Roma – Lo streaming di BBC intasa la rete, iPlayer sta rovinando i provider britannici, incapaci di contenere la fame di banda dei propri utenti: se BBC non è disposta a sopportare che il traffico che genera venga ridimensionato, è necessario che contribuisca economicamente, chiedono gli ISP. Ma BBC non è disposta a sottostare ai filtri né intende cedere al ricatto che potrebbe compromettere la neutralità della rete: “sarebbe quantomeno strano che BBC finanziasse un tale upgrade”.
iPlayer, il discusso progetto che BBC ha sviluppato per mettere a disposizione i propri contenuti, piace ai netizen: se ne servono soprattutto in streaming, sono stati 17 milioni i programmi tv visti nelle prime settimane dall’avvio. Ma BBC non ha fatto i conti con i provider, coloro che materialmente devono sostenere il carico delle passioni degli utenti: OFCOM, l’Authority britannica per le TLC, aveva previsto che l’iniziativa BBC avrebbe impattato sugli ISP con oltre un miliardo di euro in costi aggiuntivi.

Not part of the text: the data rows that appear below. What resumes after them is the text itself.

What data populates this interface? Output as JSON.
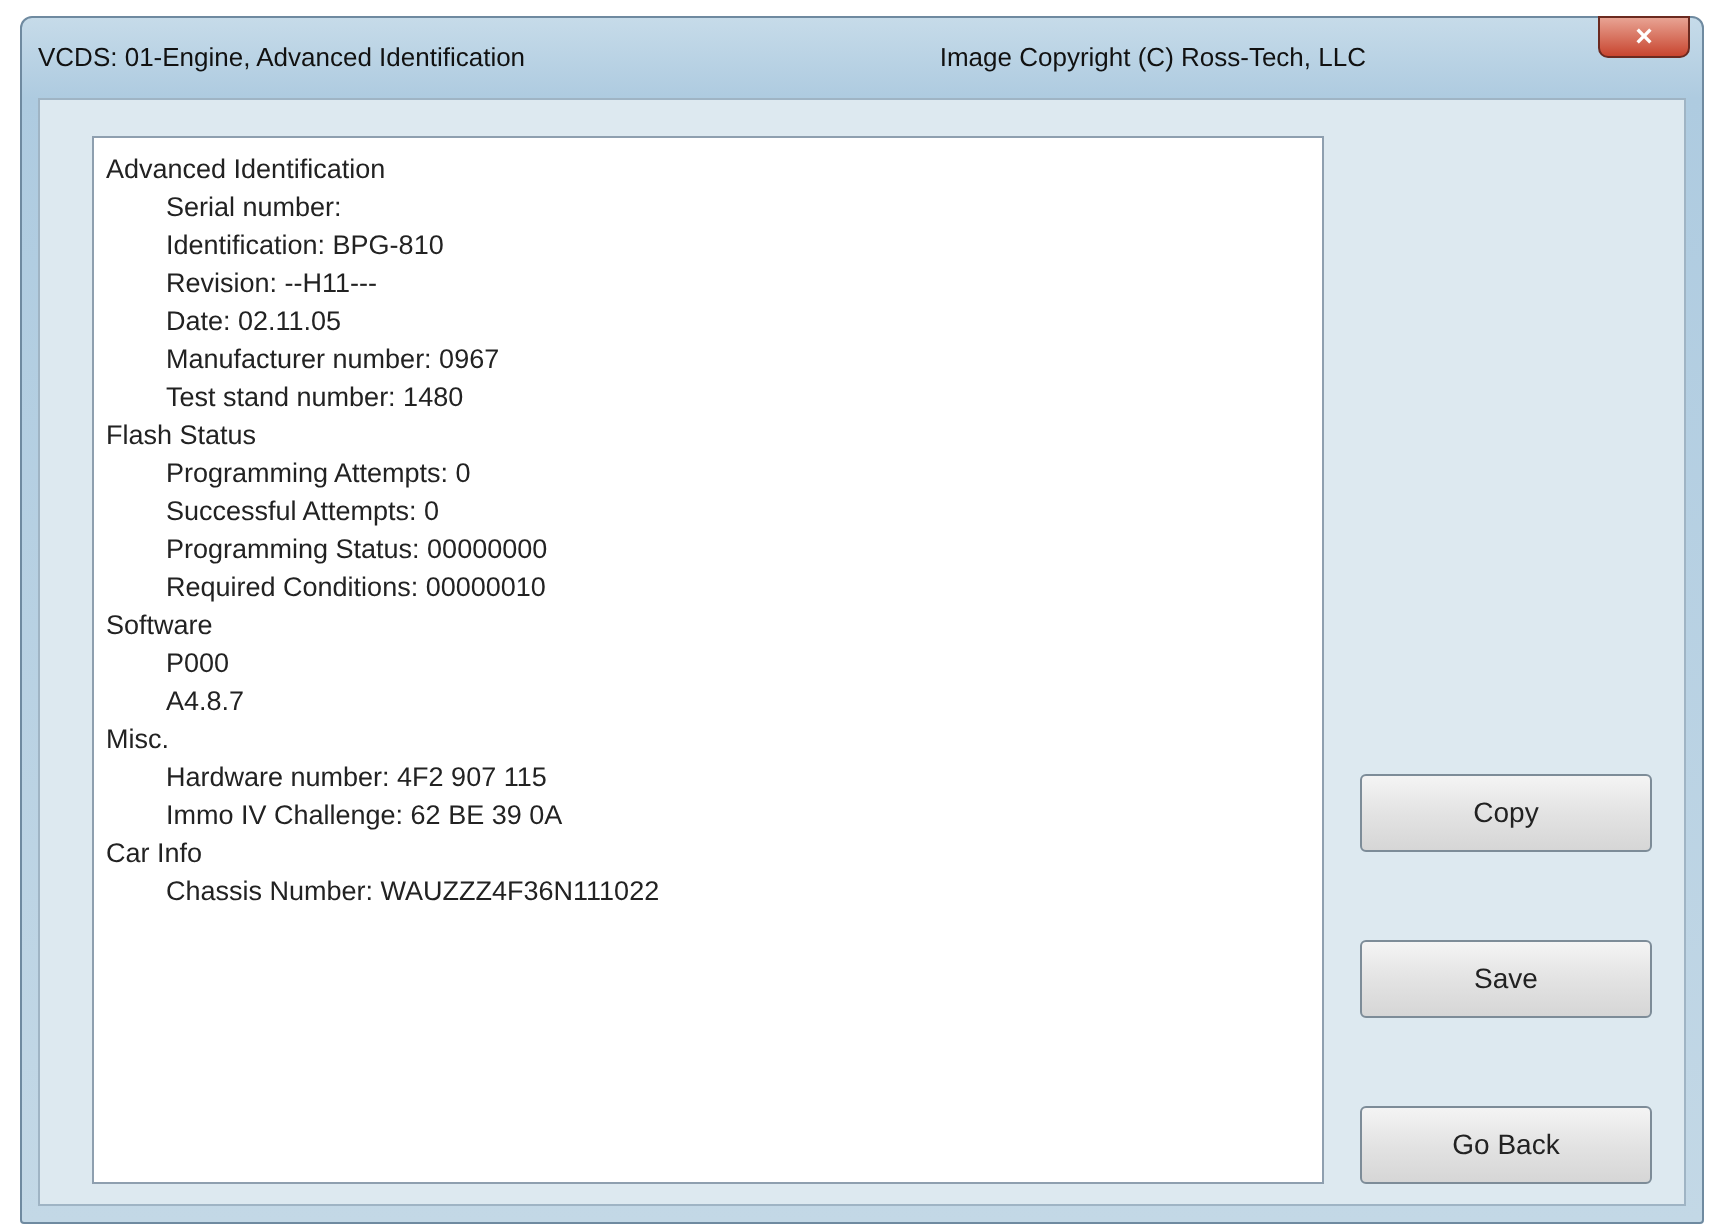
{
  "window": {
    "title": "VCDS: 01-Engine,  Advanced Identification",
    "copyright": "Image Copyright (C) Ross-Tech, LLC",
    "close": "×"
  },
  "report": [
    {
      "label": "Advanced Identification",
      "children": [
        {
          "label": "Serial number:"
        },
        {
          "label": "Identification: BPG-810"
        },
        {
          "label": "Revision: --H11---"
        },
        {
          "label": "Date: 02.11.05"
        },
        {
          "label": "Manufacturer number: 0967"
        },
        {
          "label": "Test stand number: 1480"
        }
      ]
    },
    {
      "label": "Flash Status",
      "children": [
        {
          "label": "Programming Attempts: 0"
        },
        {
          "label": "Successful Attempts: 0"
        },
        {
          "label": "Programming Status: 00000000"
        },
        {
          "label": "Required Conditions: 00000010"
        }
      ]
    },
    {
      "label": "Software",
      "children": [
        {
          "label": "P000"
        },
        {
          "label": "A4.8.7"
        }
      ]
    },
    {
      "label": "Misc.",
      "children": [
        {
          "label": "Hardware number: 4F2 907 115"
        },
        {
          "label": "Immo IV Challenge: 62 BE 39 0A"
        }
      ]
    },
    {
      "label": "Car Info",
      "children": [
        {
          "label": "Chassis Number: WAUZZZ4F36N111022"
        }
      ]
    }
  ],
  "buttons": [
    "Copy",
    "Save",
    "Go Back"
  ]
}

Le prime avvisaglie dello scontro erano affiorate già nel mese di febbraio: Plusnet aveva definito iPlayer una bomba ad orologeria che se ora si accaparra il cinque per cento della banda resa disponibile ai propri utenti, potrebbe far detonare la fornitura di servizi forniti ai netizen. Anche Tiscali e Carphone Warehouse si erano accodate alla protesta chiedendo che BBC foraggiasse gli ISP per irrobustire i propri servizi di connettività, irrimediabilmente ingolfati dal successo di iPlayer.

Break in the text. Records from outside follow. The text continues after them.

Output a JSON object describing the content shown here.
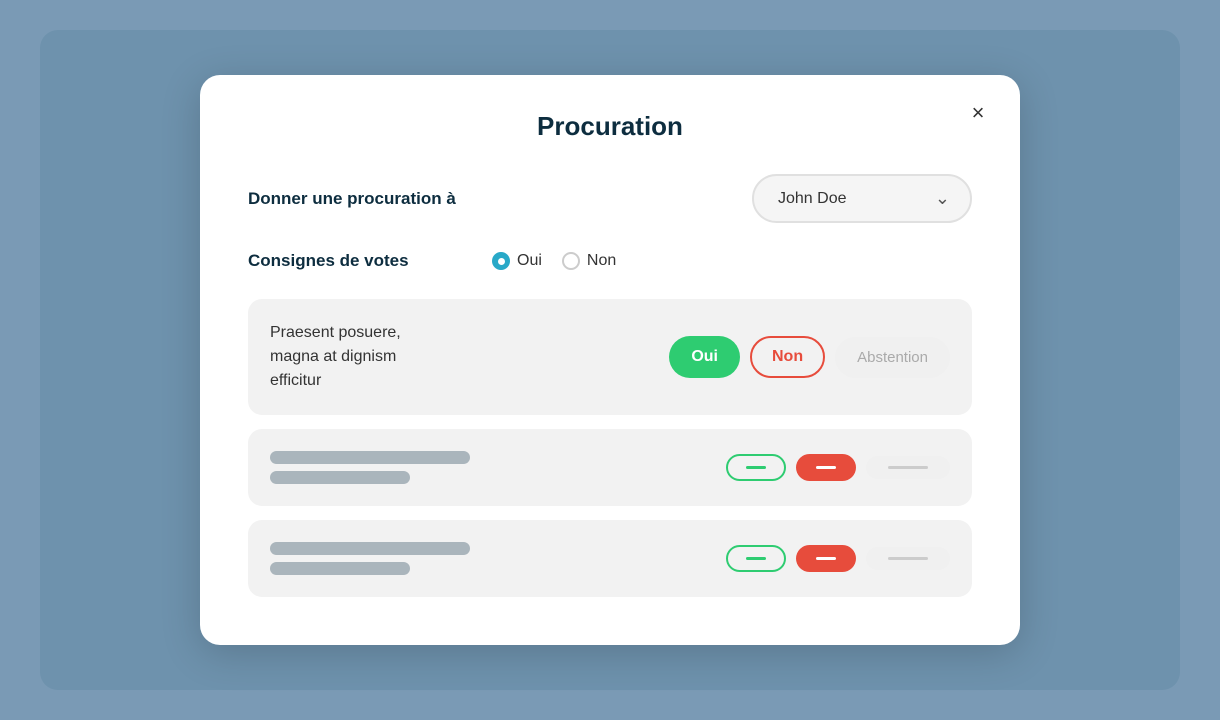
{
  "modal": {
    "title": "Procuration",
    "close_label": "×"
  },
  "procuration_row": {
    "label": "Donner une procuration à",
    "select_value": "John Doe",
    "chevron": "∨"
  },
  "consignes_row": {
    "label": "Consignes de votes",
    "radio_oui": "Oui",
    "radio_non": "Non"
  },
  "vote_card_1": {
    "text_line1": "Praesent posuere,",
    "text_line2": "magna at dignism",
    "text_line3": "efficitur",
    "btn_oui": "Oui",
    "btn_non": "Non",
    "btn_abstention": "Abstention"
  },
  "vote_card_2": {},
  "vote_card_3": {}
}
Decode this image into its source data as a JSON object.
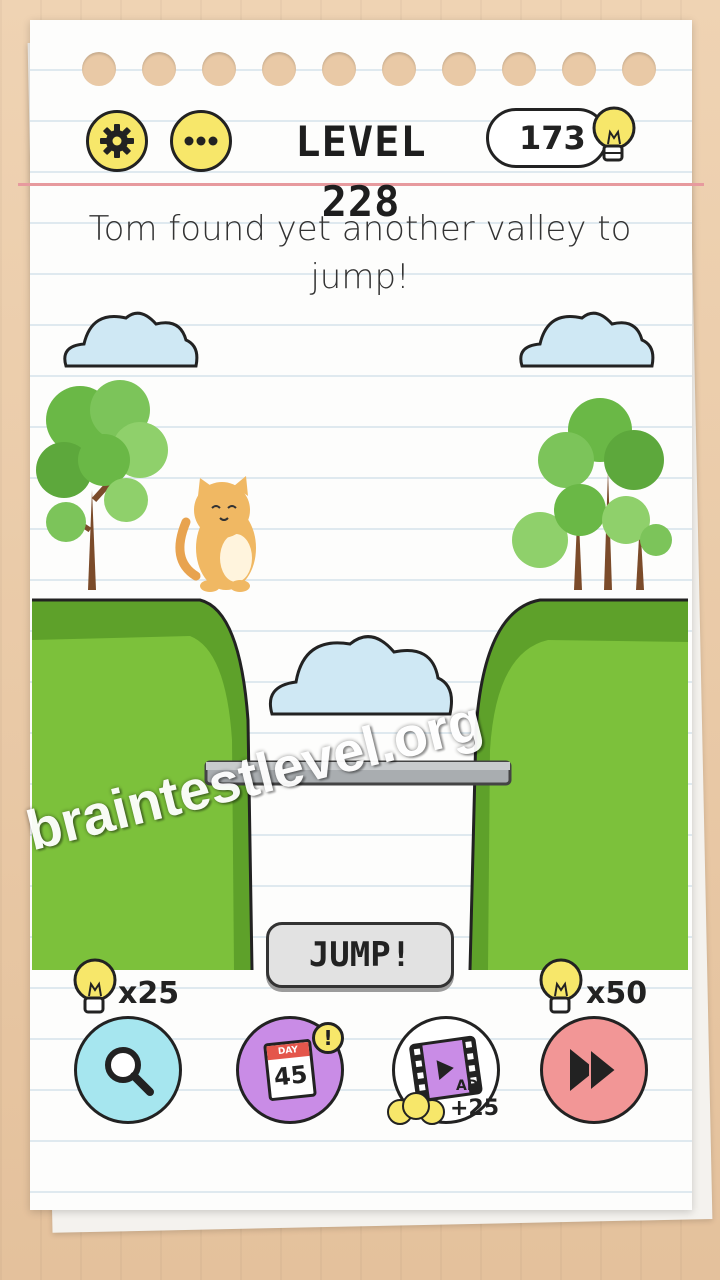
{
  "header": {
    "level_label": "LEVEL 228",
    "coins": "173"
  },
  "question": "Tom found yet another valley to jump!",
  "scene": {
    "jump_label": "JUMP!"
  },
  "footer": {
    "hint_cost": "x25",
    "skip_cost": "x50",
    "daily_day_label": "DAY",
    "daily_day_number": "45",
    "daily_badge": "!",
    "video_label": "AD",
    "video_reward": "+25"
  },
  "watermark": "braintestlevel.org",
  "colors": {
    "grass": "#7cc13b",
    "grass_dark": "#5ea12a",
    "cloud": "#cfe8f4",
    "button_yellow": "#f7e76a",
    "hint_blue": "#a6e6ef",
    "daily_purple": "#c98ce6",
    "skip_pink": "#f29696"
  }
}
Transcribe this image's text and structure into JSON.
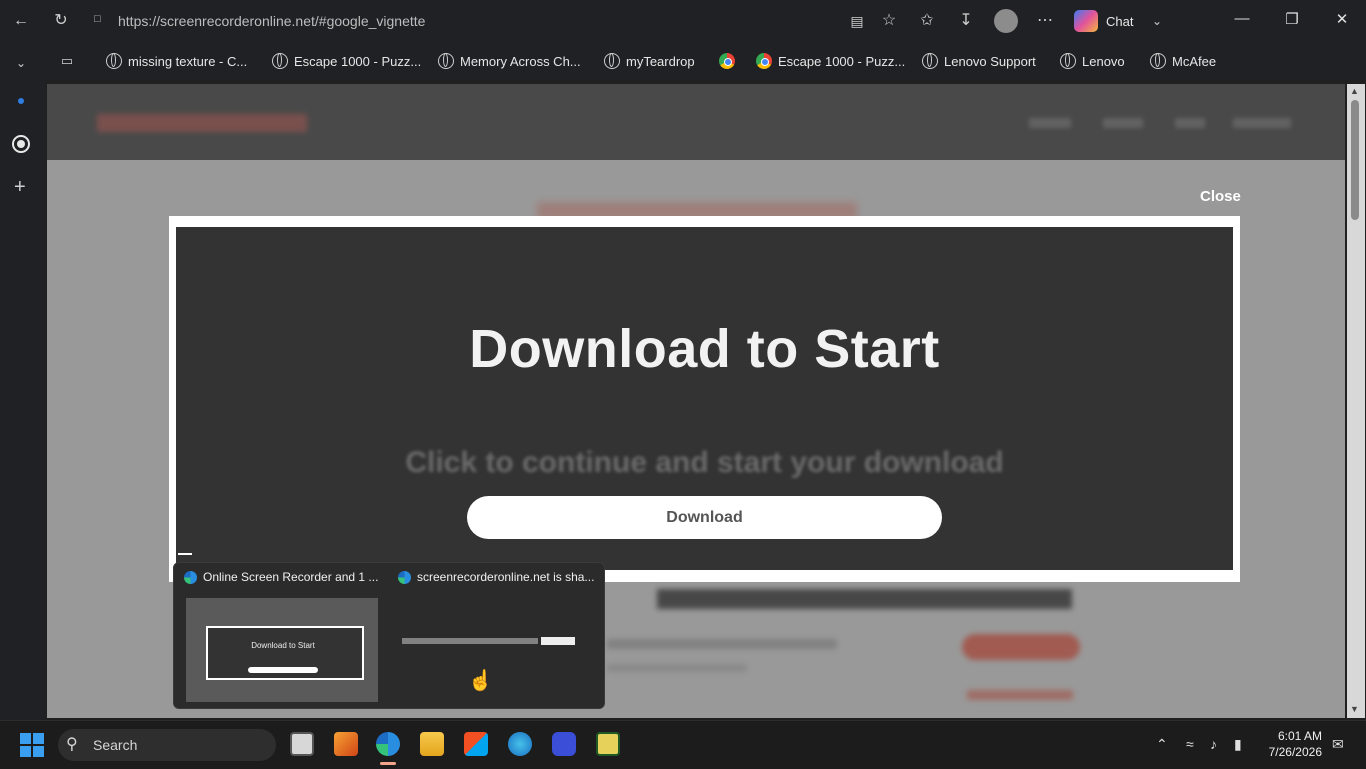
{
  "browser": {
    "url": "https://screenrecorderonline.net/#google_vignette",
    "copilot_label": "Chat",
    "bookmarks": [
      {
        "label": "missing texture - C...",
        "icon": "globe-icon"
      },
      {
        "label": "Escape 1000 - Puzz...",
        "icon": "globe-icon"
      },
      {
        "label": "Memory Across Ch...",
        "icon": "globe-icon"
      },
      {
        "label": "myTeardrop",
        "icon": "globe-icon"
      },
      {
        "label": "",
        "icon": "chrome-icon"
      },
      {
        "label": "Escape 1000 - Puzz...",
        "icon": "chrome-icon"
      },
      {
        "label": "Lenovo Support",
        "icon": "globe-icon"
      },
      {
        "label": "Lenovo",
        "icon": "globe-icon"
      },
      {
        "label": "McAfee",
        "icon": "globe-icon"
      }
    ]
  },
  "modal": {
    "close_label": "Close",
    "title": "Download to Start",
    "subtitle": "Click to continue and start your download",
    "button_label": "Download"
  },
  "preview": {
    "window1_title": "Online Screen Recorder and 1 ...",
    "window2_title": "screenrecorderonline.net is sha...",
    "thumb1_text": "Download to Start"
  },
  "taskbar": {
    "search_label": "Search",
    "time": "6:01 AM",
    "date": "7/26/2026"
  },
  "colors": {
    "modal_bg": "#333333",
    "accent_red": "#e0452e",
    "windows_blue": "#3a9ff0"
  }
}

BBC aveva replicato definendo trascurabile l’impatto del servizio sulle capacità dei provider di fornire i servizi ai cittadini della rete. A questa rassicurazione, la Beeb ha fatto seguire un serie di invettive indirizzate ai provider, che il dirigente Ashley Highfield ha postato sul proprio blog. Quello che gli ISP non dicono, spiegano da BBC, è che non sono in grado di fornire ai propri utenti servizi di qualità perché imbellettano le proprie proposte commerciali con assicurazioni di banda infinita che non possono in realtà permettersi di fornire: gli ISP dovrebbero garantire la banda minima e non vendere banda oltre le proprie possibilità, contando sul fatto gli utenti non siano in grado di sfruttarla. Sono i provider a doversi sobbarcare l’onere di un upgrade della rete o di offerte più trasparenti per i propri utenti.

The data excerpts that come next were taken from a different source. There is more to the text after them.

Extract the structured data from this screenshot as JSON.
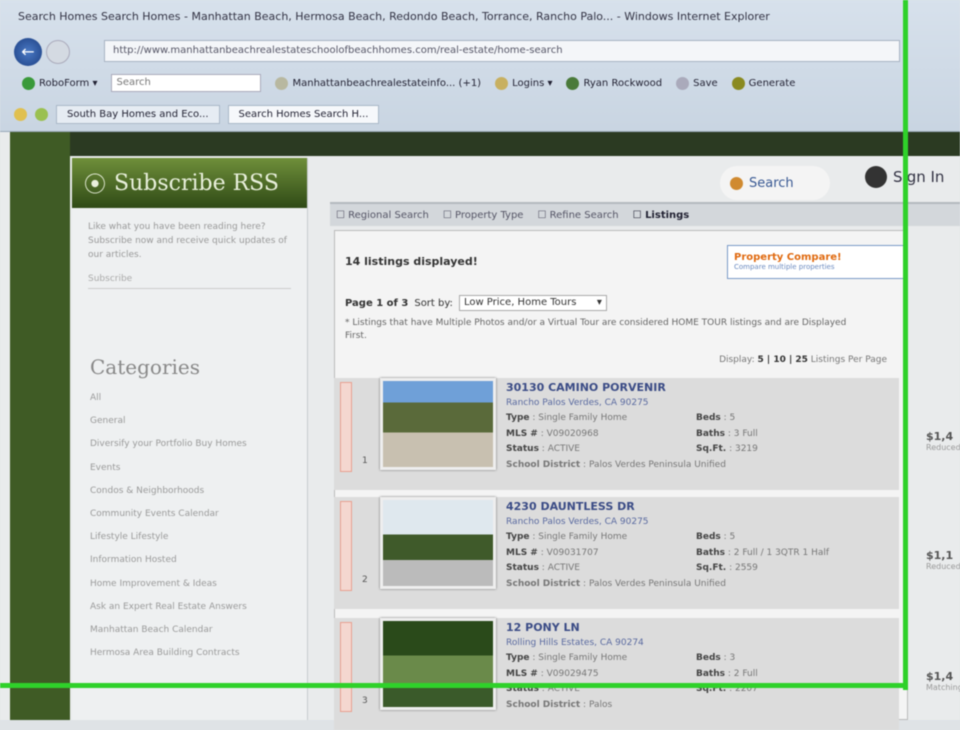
{
  "browser": {
    "title": "Search Homes Search Homes - Manhattan Beach, Hermosa Beach, Redondo Beach, Torrance, Rancho Palo... - Windows Internet Explorer",
    "url": "http://www.manhattanbeachrealestateschoolofbeachhomes.com/real-estate/home-search",
    "toolbar": [
      {
        "label": "RoboForm ▾"
      },
      {
        "label": "Search",
        "placeholder": true
      },
      {
        "label": "Manhattanbeachrealestateinfo... (+1)"
      },
      {
        "label": "Logins ▾"
      },
      {
        "label": "Ryan Rockwood"
      },
      {
        "label": "Save"
      },
      {
        "label": "Generate"
      }
    ],
    "tabs": [
      {
        "label": "South Bay Homes and Eco..."
      },
      {
        "label": "Search Homes Search H..."
      }
    ]
  },
  "sidebar": {
    "rss_title": "Subscribe RSS",
    "rss_text": "Like what you have been reading here? Subscribe now and receive quick updates of our articles.",
    "rss_link": "Subscribe",
    "categories_title": "Categories",
    "categories": [
      "All",
      "General",
      "Diversify your Portfolio Buy Homes",
      "Events",
      "Condos & Neighborhoods",
      "Community Events Calendar",
      "Lifestyle Lifestyle",
      "Information Hosted",
      "Home Improvement & Ideas",
      "Ask an Expert Real Estate Answers",
      "Manhattan Beach Calendar",
      "Hermosa Area Building Contracts"
    ]
  },
  "main": {
    "search_button": "Search",
    "signin_button": "Sign In",
    "steps": [
      "Regional Search",
      "Property Type",
      "Refine Search",
      "Listings"
    ],
    "count": "14 listings displayed!",
    "compare": "Property Compare!",
    "compare_sub": "Compare multiple properties",
    "page_label": "Page 1 of 3",
    "sort_label": "Sort by:",
    "sort_value": "Low Price, Home Tours",
    "note": "* Listings that have Multiple Photos and/or a Virtual Tour are considered HOME TOUR listings and are Displayed First.",
    "display_label": "Display:",
    "display_options": "5 | 10 | 25",
    "display_suffix": "Listings Per Page"
  },
  "listings": [
    {
      "num": "1",
      "address": "30130 CAMINO PORVENIR",
      "city": "Rancho Palos Verdes, CA 90275",
      "type": "Single Family Home",
      "mls": "V09020968",
      "status": "ACTIVE",
      "beds": "5",
      "baths": "3 Full",
      "sqft": "3219",
      "school": "Palos Verdes Peninsula Unified",
      "price": "$1,4",
      "price_note": "Reduced"
    },
    {
      "num": "2",
      "address": "4230 DAUNTLESS DR",
      "city": "Rancho Palos Verdes, CA 90275",
      "type": "Single Family Home",
      "mls": "V09031707",
      "status": "ACTIVE",
      "beds": "5",
      "baths": "2 Full / 1 3QTR 1 Half",
      "sqft": "2559",
      "school": "Palos Verdes Peninsula Unified",
      "price": "$1,1",
      "price_note": "Reduced"
    },
    {
      "num": "3",
      "address": "12 PONY LN",
      "city": "Rolling Hills Estates, CA 90274",
      "type": "Single Family Home",
      "mls": "V09029475",
      "status": "ACTIVE",
      "beds": "3",
      "baths": "2 Full",
      "sqft": "2207",
      "school": "Palos",
      "price": "$1,4",
      "price_note": "Matching"
    }
  ],
  "labels": {
    "type": "Type",
    "mls": "MLS #",
    "status": "Status",
    "beds": "Beds",
    "baths": "Baths",
    "sqft": "Sq.Ft.",
    "school": "School District"
  },
  "colors": {
    "overlay": "#2fd12a",
    "rss_green": "#4f6f2a",
    "link_blue": "#3b4c86"
  }
}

Ma BBC si spinge oltre le raccomandazioni e scaglia diffide. Gli ISP che dovessero pensare di arginare il problema con il traffic shaping, stiano in guardia: BBC e i content provider “potrebbero iniziare ad indicare sui propri siti gli ISP sui quali il proprio servizio funziona al meglio, e quali ISP sono invece da evitare”.
Tiscali non intende sottostare a questa minaccia: il dirigente Simon Gunter non è disposto a tollerare che “un ente pubblico spieghi ad un’azienda come gestire i propri affari”. “Non servono a nulla i commenti provocatori riguardo alle liste nere di ISP” ha spiegato, confermando la propria intenzione di non voler investire alcunché solo per garantire a BBC un servizio di qualità. Tuttalpiù si potrebbe pensare di introdurre un sovrapprezzo per gli utenti che desiderino fruire dei servizi streaming di iPlayer, di imporre loro una BBC tax.
Ma il problema appare ben più vasto rispetto ai soli servizi BBC che, sebbene stiano riscuotendo un successo dirompente, non sono gli unici a pesare sulle promesse che i provider stipulano con i loro utenti. La rete è sempre più affollata di contenuti, la sete degli utenti è sempre più incontenibile: iPlayer non è che la punta dell’iceberg di un problema che secondo molti andrebbe affrontato a monte lavorando sulle infrastrutture, senza costruire corsie preferenziali.